Posts Tagged ‘ workflow ’

Pranav Mistry’s Sixth Sense

Pranav Mistry, MIT Grad student and verified genius, asks a simple question: How can knowledge of everyday objects influence our interaction with the digital world?

Answer: a lot.

Pranav Mistry wants to connect the physical and digital worlds seamlessly — not by bringing the physical world into computers, but by bringing the digital world into our daily existence. He’s turning the physical world into computers. Technically, it’s incredibly complex, but the beauty of the idea is it’s simplicity. Why would you switch from paper to monitor when your paper could become a monitor? Why would you bring a laptop with you when you have perfectly good table beneath your fingers?

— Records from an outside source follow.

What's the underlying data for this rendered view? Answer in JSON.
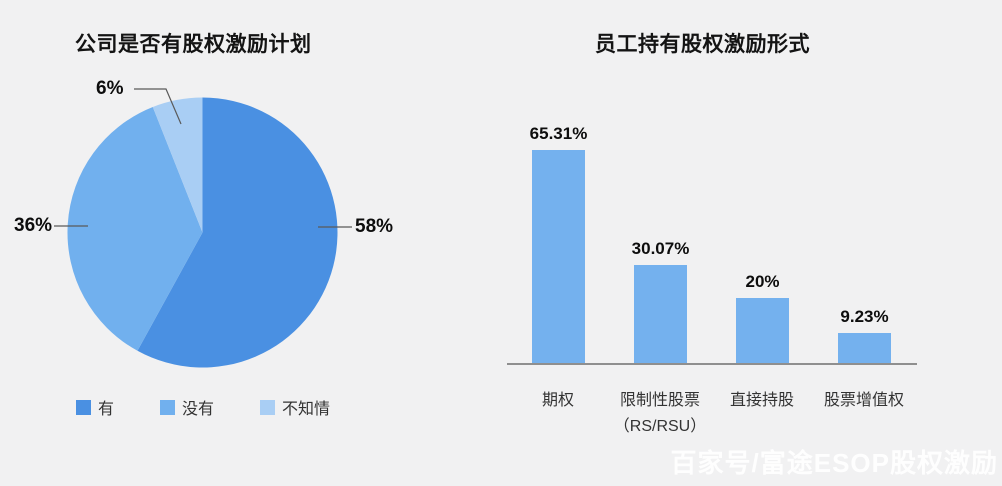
{
  "page": {
    "background": "#f1f1f2",
    "watermark": "百家号/富途ESOP股权激励"
  },
  "chart_data": [
    {
      "type": "pie",
      "title": "公司是否有股权激励计划",
      "labels": [
        "有",
        "没有",
        "不知情"
      ],
      "values": [
        58,
        36,
        6
      ],
      "value_labels": [
        "58%",
        "36%",
        "6%"
      ],
      "colors": [
        "#4a90e2",
        "#71b0ee",
        "#a9cef4"
      ],
      "start": "top",
      "direction": "clockwise",
      "legend_position": "bottom-left"
    },
    {
      "type": "bar",
      "title": "员工持有股权激励形式",
      "categories": [
        "期权",
        "限制性股票（RS/RSU）",
        "直接持股",
        "股票增值权"
      ],
      "category_lines": [
        [
          "期权",
          ""
        ],
        [
          "限制性股票",
          "（RS/RSU）"
        ],
        [
          "直接持股",
          ""
        ],
        [
          "股票增值权",
          ""
        ]
      ],
      "values": [
        65.31,
        30.07,
        20,
        9.23
      ],
      "value_labels": [
        "65.31%",
        "30.07%",
        "20%",
        "9.23%"
      ],
      "bar_color": "#74b1ee",
      "baseline_color": "#8f8f8f",
      "ylim": [
        0,
        70
      ],
      "grid": false,
      "legend": "none"
    }
  ]
}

Mistry has invented a small device, like a tiny projector, that acts as the user’s ‘third eye.’ As it hangs around your neck, the device recognizes  multitouch, freehand and iconic gestures that the user makes in the air, reacting to them by projecting your email on the wall in front of you, or a keyboard and screen on the table before you, or even by projecting a pinball game onto the floor of the subway. To see just how incredible it is, watch the TED Talk in which Mistry demos the device for a speechless audience:

Imagine picking up a book in the bookstore, and tapping the cover — within seconds, the book’s Amazon rating is projected on it’s cover. Imagine clipping the device to a piece of paper, and dragging the text off the page directly onto the table, where you start to type.

Imagine is the key word: Pranav Mistry let his imagination run wild as he looked around him and saw that the devices we were using created a 4th wall where one wasn’t needed. His goal is to create an completely intuitive workflow that actually helps us stay human — technology that keeps us in the physical world.

The best part? The device is incredibly accessible — the potential it has to impact developing countries and low-income areas is incredible, because the device cost Mistry $350 to build alone in a lab. When mass produced, the price will plummet.